Friday, May 13, 2011

You just know this will spur hatred of "Big Pharma"

Here's an interesting article I came across --

It's a very nice sentiment...  Somehow, the miracle cure for cancer has been found and now, no one need suffer chemo or radiation ever again!

Well, the problem is that this isn't really a very accurate picture.  First of all, the original studies on DCA started back in 2007, and it was very much in the lab-rat phase back then.  The study that the article is referencing is basically referring to one of the first major tests to be done on human tissue (which also wasn't that recent).  Tested on brain, lung, and breast tissue, and in every case showing a clean record of killing the cancer and leaving the healthy cells untouched.  How awesome is that?

Okay, well, there's one little oversight here.  The tests are being done on tissue cultures.  Yes, they're live cultures, but live cultures are not the same thing as patients.  I also find it interesting that the article only mentions tests that were successful, but not tests which weren't.  Did they simply not do tests on liver tissue, or bone marrow, or stomach cancer?  Either way, you can't escape the fact that patients have things like active immune systems, lymph networks, a nervous system, and a host of competing pathogens in their bodies, and all that can easily throw a spanner in the works.  Testing on live lab animals involved oral delivery by adding DCA to their drinking water.  This is probably fine for animals that small, but for humans, you might need more targeted delivery than that...  especially if we're talking about cancer that is more aggressive and/or has metastasized.  That technology exists, though, since we're already using it to localize the delivery of chemotherapy.  It could just as easily be used for DCA delivery.  So the research is definitely promising, but it's still a ways out.

The mistake a lot of people are going to make is derived from the fact that DCA is a drug that has been around for a long time, any existing patents on it have long expired, and it's therefore very difficult to make any money off of it.  They assume from that, that the pharmaceutical industry won't be interested in it because there's no money in it.  Especially not given the fact that most cancers are slow-acting through which people survive for several years, during which they'll be heavily medicated, and all that adds up to dollars.  Seriously, though, there's another point you're missing.  Because there are no patents on it, there is no need for researchers to rush the process of science.  Clinical trials on live patients are still yet to be done, and that's a necessary component before any drug goes to market.  We often see drugs rushed through testing on account of the need to protect their patent value and get the drug out on the market before the patents expire and somebody can sell a generic version of it, and that can have a big cost.  Without that pressure, the process of testing can be that much more thorough and the "medical establishment" people so fear can ensure that it is indeed safe and effective, and also how to maximize its efficacy.  I think that's worth not making a furor over it here and now.  The furor will exist within the confines of the medical community, but that will simply be the spark to spur on further research.

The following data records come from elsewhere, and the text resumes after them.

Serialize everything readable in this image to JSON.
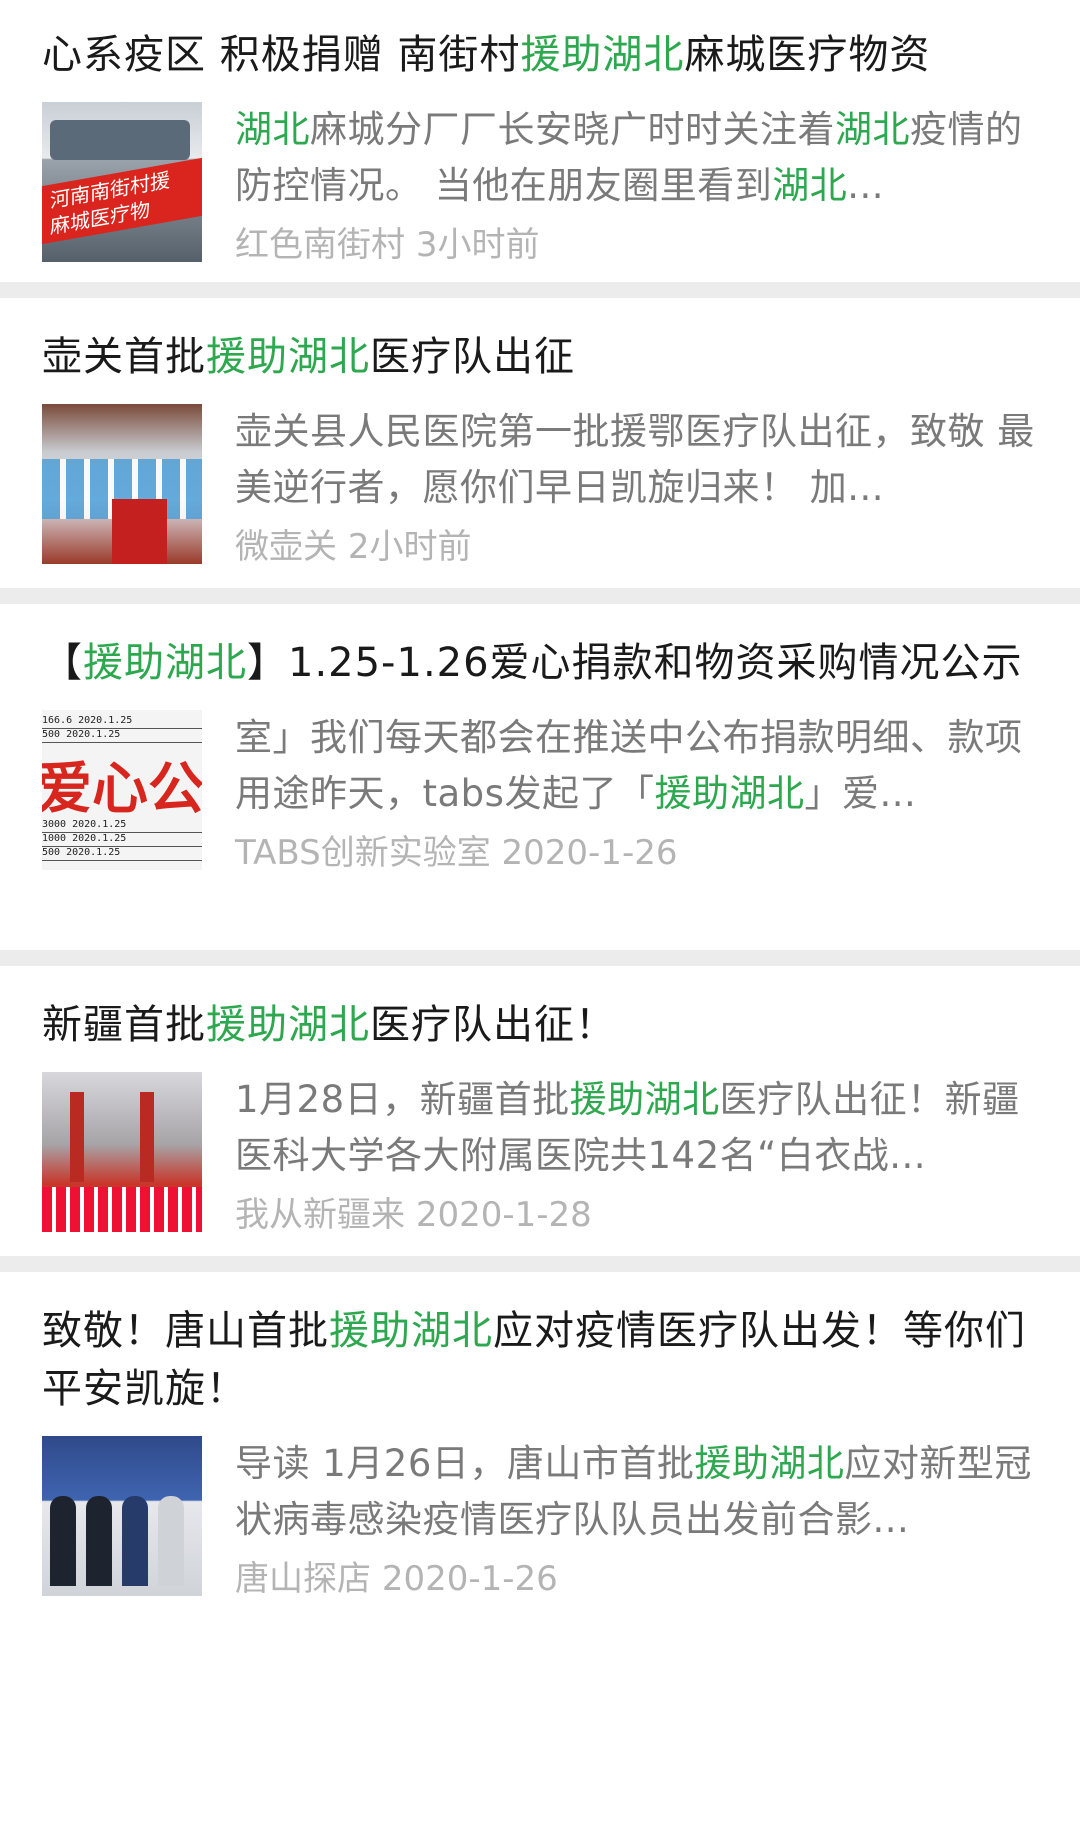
{
  "colors": {
    "highlight": "#2ea84f",
    "meta": "#b4b4b4",
    "separator": "#ececec"
  },
  "articles": [
    {
      "title": [
        {
          "text": "心系疫区 积极捐赠 南街村",
          "hl": false
        },
        {
          "text": "援助湖北",
          "hl": true
        },
        {
          "text": "麻城医疗物资",
          "hl": false
        }
      ],
      "desc": [
        {
          "text": "湖北",
          "hl": true
        },
        {
          "text": "麻城分厂厂长安晓广时时关注着",
          "hl": false
        },
        {
          "text": "湖北",
          "hl": true
        },
        {
          "text": "疫情的防控情况。 当他在朋友圈里看到",
          "hl": false
        },
        {
          "text": "湖北",
          "hl": true
        },
        {
          "text": "...",
          "hl": false
        }
      ],
      "source": "红色南街村",
      "time": "3小时前",
      "thumb": "van-with-red-banner",
      "thumb_text": "河南南街村援 麻城医疗物"
    },
    {
      "title": [
        {
          "text": "壶关首批",
          "hl": false
        },
        {
          "text": "援助湖北",
          "hl": true
        },
        {
          "text": "医疗队出征",
          "hl": false
        }
      ],
      "desc": [
        {
          "text": "壶关县人民医院第一批援鄂医疗队出征，致敬 最美逆行者，愿你们早日凯旋归来！ 加...",
          "hl": false
        }
      ],
      "source": "微壶关",
      "time": "2小时前",
      "thumb": "medical-team-photo"
    },
    {
      "title": [
        {
          "text": "【",
          "hl": false
        },
        {
          "text": "援助湖北",
          "hl": true
        },
        {
          "text": "】1.25-1.26爱心捐款和物资采购情况公示",
          "hl": false
        }
      ],
      "desc": [
        {
          "text": "室」我们每天都会在推送中公布捐款明细、款项用途昨天，tabs发起了「",
          "hl": false
        },
        {
          "text": "援助湖北",
          "hl": true
        },
        {
          "text": "」爱...",
          "hl": false
        }
      ],
      "source": "TABS创新实验室",
      "time": "2020-1-26",
      "thumb": "donation-table-notice",
      "thumb_text": "爱心公告",
      "thumb_rows": [
        "166.6   2020.1.25",
        "500     2020.1.25",
        "3000    2020.1.25",
        "1000    2020.1.25",
        "500     2020.1.25"
      ]
    },
    {
      "title": [
        {
          "text": "新疆首批",
          "hl": false
        },
        {
          "text": "援助湖北",
          "hl": true
        },
        {
          "text": "医疗队出征！",
          "hl": false
        }
      ],
      "desc": [
        {
          "text": "1月28日，新疆首批",
          "hl": false
        },
        {
          "text": "援助湖北",
          "hl": true
        },
        {
          "text": "医疗队出征！新疆医科大学各大附属医院共142名“白衣战...",
          "hl": false
        }
      ],
      "source": "我从新疆来",
      "time": "2020-1-28",
      "thumb": "xinjiang-team-photo"
    },
    {
      "title": [
        {
          "text": "致敬！唐山首批",
          "hl": false
        },
        {
          "text": "援助湖北",
          "hl": true
        },
        {
          "text": "应对疫情医疗队出发！等你们平安凯旋！",
          "hl": false
        }
      ],
      "desc": [
        {
          "text": "导读 1月26日，唐山市首批",
          "hl": false
        },
        {
          "text": "援助湖北",
          "hl": true
        },
        {
          "text": "应对新型冠状病毒感染疫情医疗队队员出发前合影...",
          "hl": false
        }
      ],
      "source": "唐山探店",
      "time": "2020-1-26",
      "thumb": "tangshan-team-photo"
    }
  ]
}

What I fear most, though, is that quacks out there are likely to jump on this, and take advantage of desperate people.  For those who are suffering through some form of cancer, especially terminally ill patients, the notion of some perfect miracle cure is something that will have some inexorable allure, and there hundreds, if not thousands of scam artists waiting to prey on those weak and suffering masses with unapproved and uncertain treatments.  This is evil, plain and simple, and the oversimplified articles with a headline that suggests cancer has been cured can open up avenues for repugnant quacks to do their quacking.  Where's Michael Specter when you need him?